Sunday, January 15, 2006


Michelle BacheletAnd now Chile.

Also here, from Las Últimas noticias, and here from La Tercera; El Mercurio has yet to register the news... update, that's not quite fair as El Mercurio Online, a separate site, has, under the subhead "Histórico triunfo de la candidata de la Concertación".

Only the second woman to be elected head of state in South America, a socialist and former detainee under Pinochet, a single mother in a country that only legalized divorce last year.

(Other elected women heads of state in the region: Violetta Chamorro, Nicaragua, in 1990; Janet Jagan, Guyana, in 1997; and Mireya Moscoso, Panama, in 1999. The first woman head of state in the Americas was Isabel Perón, from 1974 to 1976, who assumed power on the death of her husband. Indeed, all these four were widows of prominent public figures.)

Here's Michelet's campaign blog. Its post-victory entry stresses the affective, reading in part:
Still it's not words that matter today, but the emotion, the embraces, the happiness of the friends with whom we have shared this long campaign, all those who put up posters, went door to door, convinced a friend to share a dream, the possible dream of a fairer country in which a woman who was once the victim of hate is today the President-elect of Chile . . . We have made history. But that history has only just begun.
And el teléfono rojo, a group blog dedicated to covering the election.
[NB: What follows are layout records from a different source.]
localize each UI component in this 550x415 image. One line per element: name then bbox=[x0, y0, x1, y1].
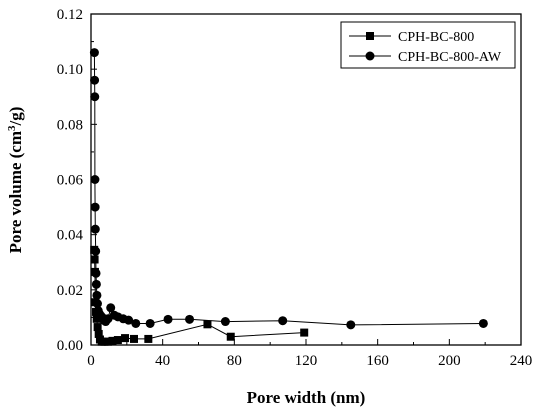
x-tick-label: 240 bbox=[510, 353, 533, 369]
data-point-square bbox=[203, 320, 212, 329]
y-tick-label: 0.10 bbox=[57, 62, 83, 78]
data-point-square bbox=[93, 323, 102, 332]
legend-marker-circle bbox=[365, 51, 375, 61]
data-point-circle bbox=[131, 318, 141, 328]
series-lines bbox=[93, 52, 484, 343]
data-point-circle bbox=[90, 175, 100, 184]
data-point-circle bbox=[89, 48, 99, 58]
legend-marker-square bbox=[366, 32, 374, 40]
data-point-circle bbox=[106, 303, 116, 313]
data-point-circle bbox=[90, 202, 100, 212]
y-axis-title-main: Pore volume (cm bbox=[6, 131, 25, 253]
x-tick-label: 0 bbox=[87, 353, 95, 369]
data-point-circle bbox=[145, 318, 155, 328]
data-point-square bbox=[104, 337, 113, 346]
legend-label-cph-bc-800: CPH-BC-800 bbox=[398, 30, 474, 45]
y-axis-title-sup: 3 bbox=[6, 125, 18, 131]
y-axis-title: Pore volume (cm3/g) bbox=[6, 107, 25, 254]
y-tick-label: 0.08 bbox=[57, 117, 83, 133]
data-point-square bbox=[108, 336, 117, 345]
data-point-circle bbox=[163, 314, 173, 324]
data-point-circle bbox=[185, 314, 195, 324]
data-point-circle bbox=[346, 320, 356, 330]
x-tick-label: 40 bbox=[155, 353, 170, 369]
y-tick-label: 0.02 bbox=[57, 283, 83, 299]
data-point-circle bbox=[478, 318, 488, 328]
x-tick-label: 80 bbox=[227, 353, 242, 369]
data-point-square bbox=[130, 334, 138, 343]
legend-label-cph-bc-800-aw: CPH-BC-800-AW bbox=[398, 50, 502, 65]
legend: CPH-BC-800 CPH-BC-800-AW bbox=[340, 21, 516, 69]
y-tick-label: 0.00 bbox=[57, 338, 83, 354]
data-point-circle bbox=[124, 315, 134, 325]
x-tick-label: 160 bbox=[366, 353, 389, 369]
data-point-circle bbox=[91, 246, 101, 256]
data-point-circle bbox=[91, 279, 101, 289]
y-tick-label: 0.04 bbox=[57, 228, 84, 244]
data-point-square bbox=[121, 334, 130, 343]
y-axis-title-tail: /g) bbox=[6, 107, 25, 127]
data-point-square bbox=[300, 328, 309, 337]
data-point-square bbox=[144, 334, 153, 343]
data-point-square bbox=[90, 255, 99, 264]
x-tick-label: 200 bbox=[438, 353, 461, 369]
data-point-square bbox=[113, 336, 122, 345]
series-line-1 bbox=[93, 52, 484, 326]
data-point-circle bbox=[90, 92, 100, 102]
tick-group: 0 40 80 120 160 200 240 0.00 0.02 0.04 0.06 0.08 0.1… bbox=[57, 7, 533, 369]
data-point-circle bbox=[90, 75, 100, 85]
data-point-square bbox=[226, 332, 235, 341]
series-line-0 bbox=[93, 249, 305, 343]
x-tick-label: 120 bbox=[295, 353, 318, 369]
data-point-circle bbox=[278, 316, 288, 326]
data-point-circle bbox=[220, 317, 230, 327]
data-point-circle bbox=[92, 299, 102, 309]
data-point-square bbox=[94, 329, 103, 338]
y-tick-label: 0.12 bbox=[57, 7, 83, 23]
series-markers bbox=[89, 48, 488, 346]
data-point-circle bbox=[91, 268, 101, 278]
y-tick-label: 0.06 bbox=[57, 173, 84, 189]
x-axis-title: Pore width (nm) bbox=[247, 388, 366, 407]
data-point-square bbox=[92, 314, 101, 323]
data-point-circle bbox=[90, 224, 100, 234]
data-point-circle bbox=[92, 290, 102, 300]
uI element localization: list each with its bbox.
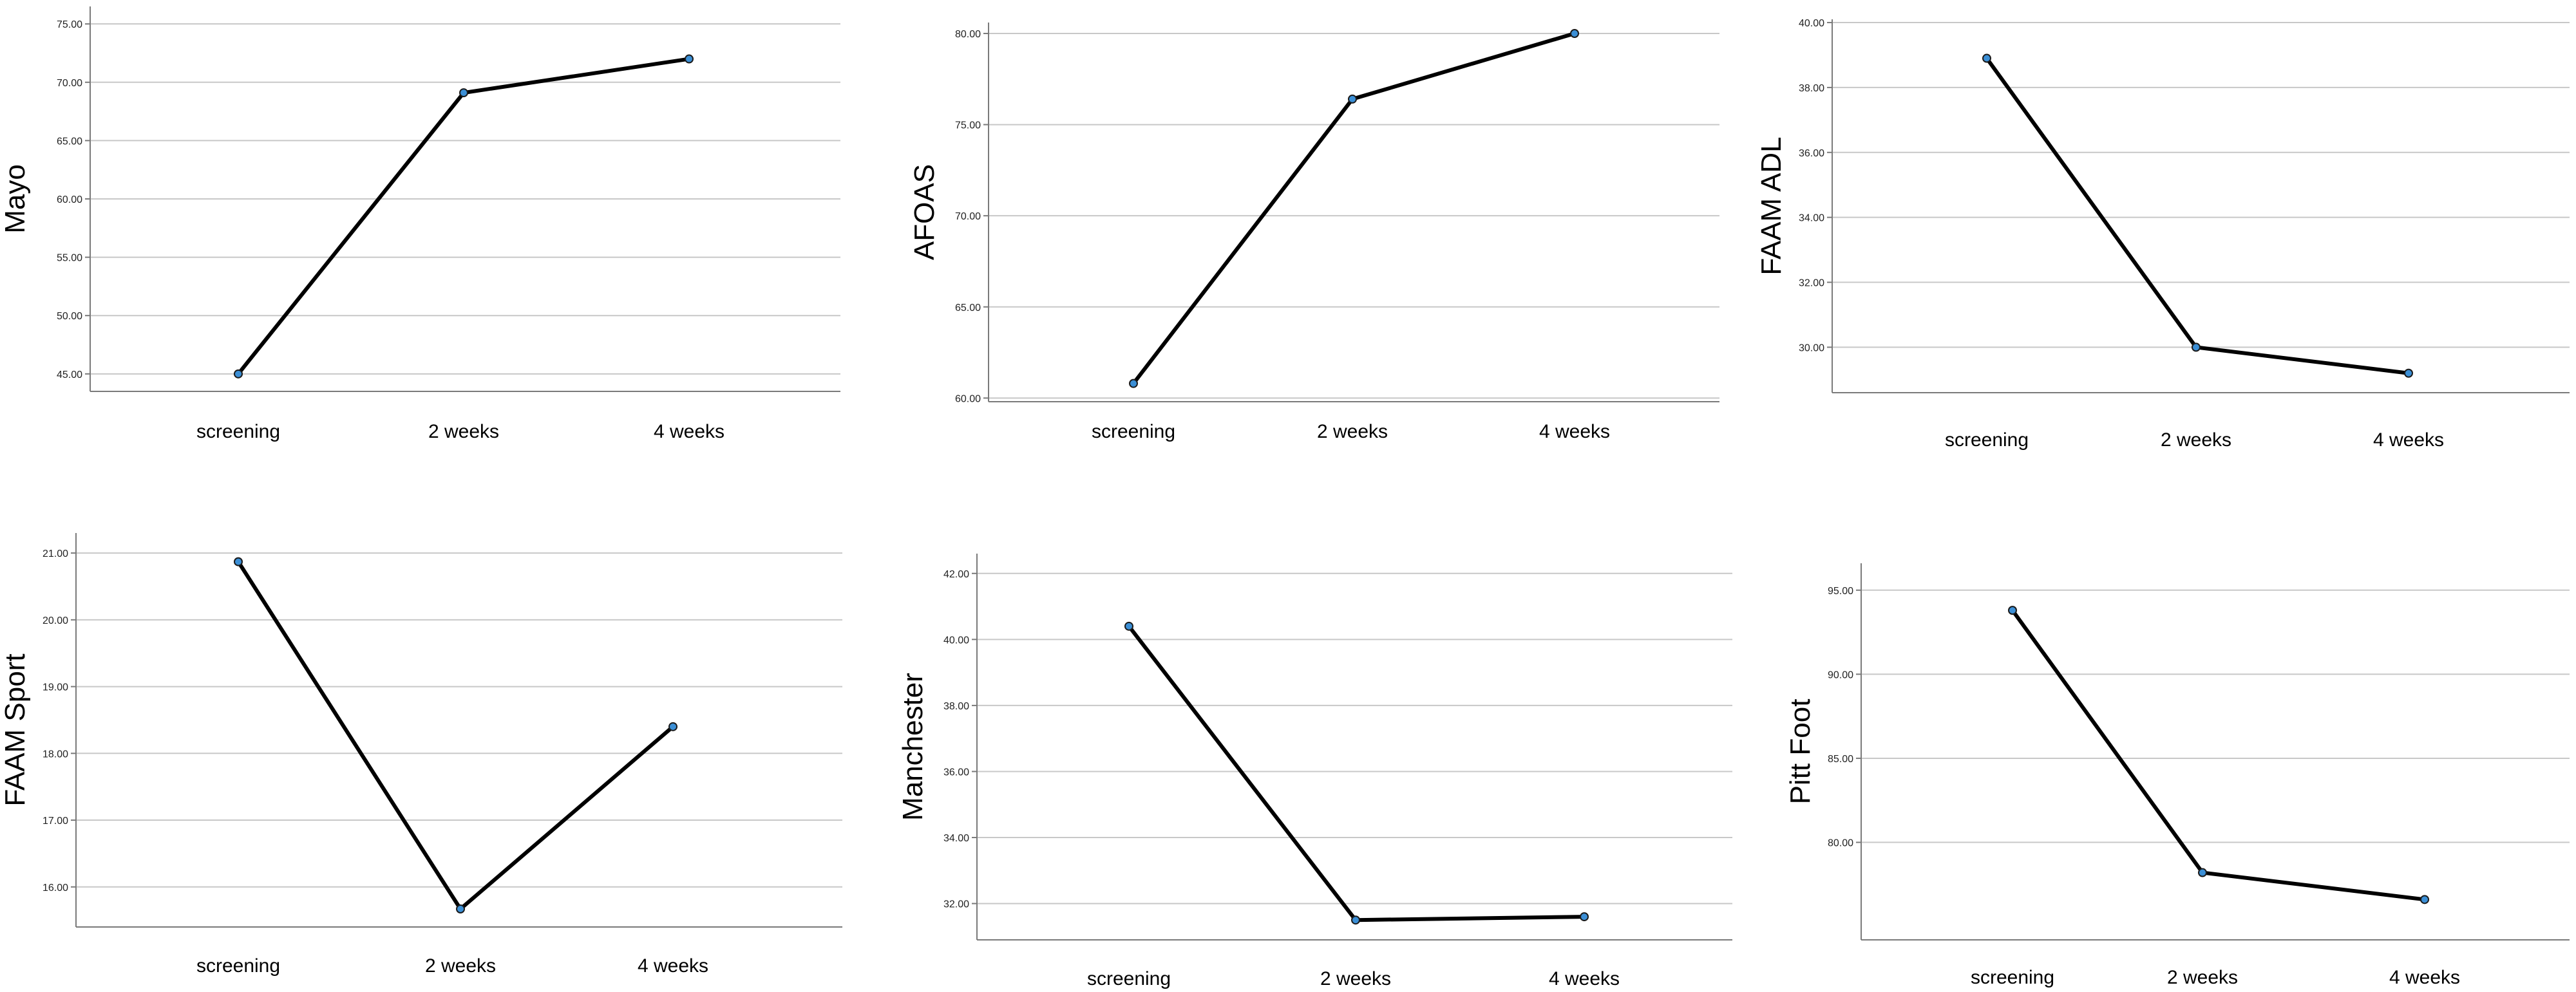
chart-panel-1: 45.00 50.00 55.00 60.00 65.00 70.00 75.00 scree… bbox=[0, 6, 840, 442]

Who note that one Chilean TV channel showed Bullworth immediately after concluding its election coverage.

See also Matthew Søberg Shugart, who at Fruits and Votes stresses the continuities rather than the changes registered by this election, in that "It has now been 48 years since Chileans elected a president who was neither a Socialist nor a Christian Democrat". Which is true enough, but the move within the Concertación from Frei to Lagos to Bachelet is also definitely a leftward drift. (While the Concertación and the Unidad Popular are hardly cut from the same cloth.)

But for a well-merited word of caution, here's Marc Cooper: "Her potential to enact more than symbolic change, however, is something that must be viewed with a certain dose of skepticism". Echoed by Beautiful Horizons, who underlines particularly the issue of military finances.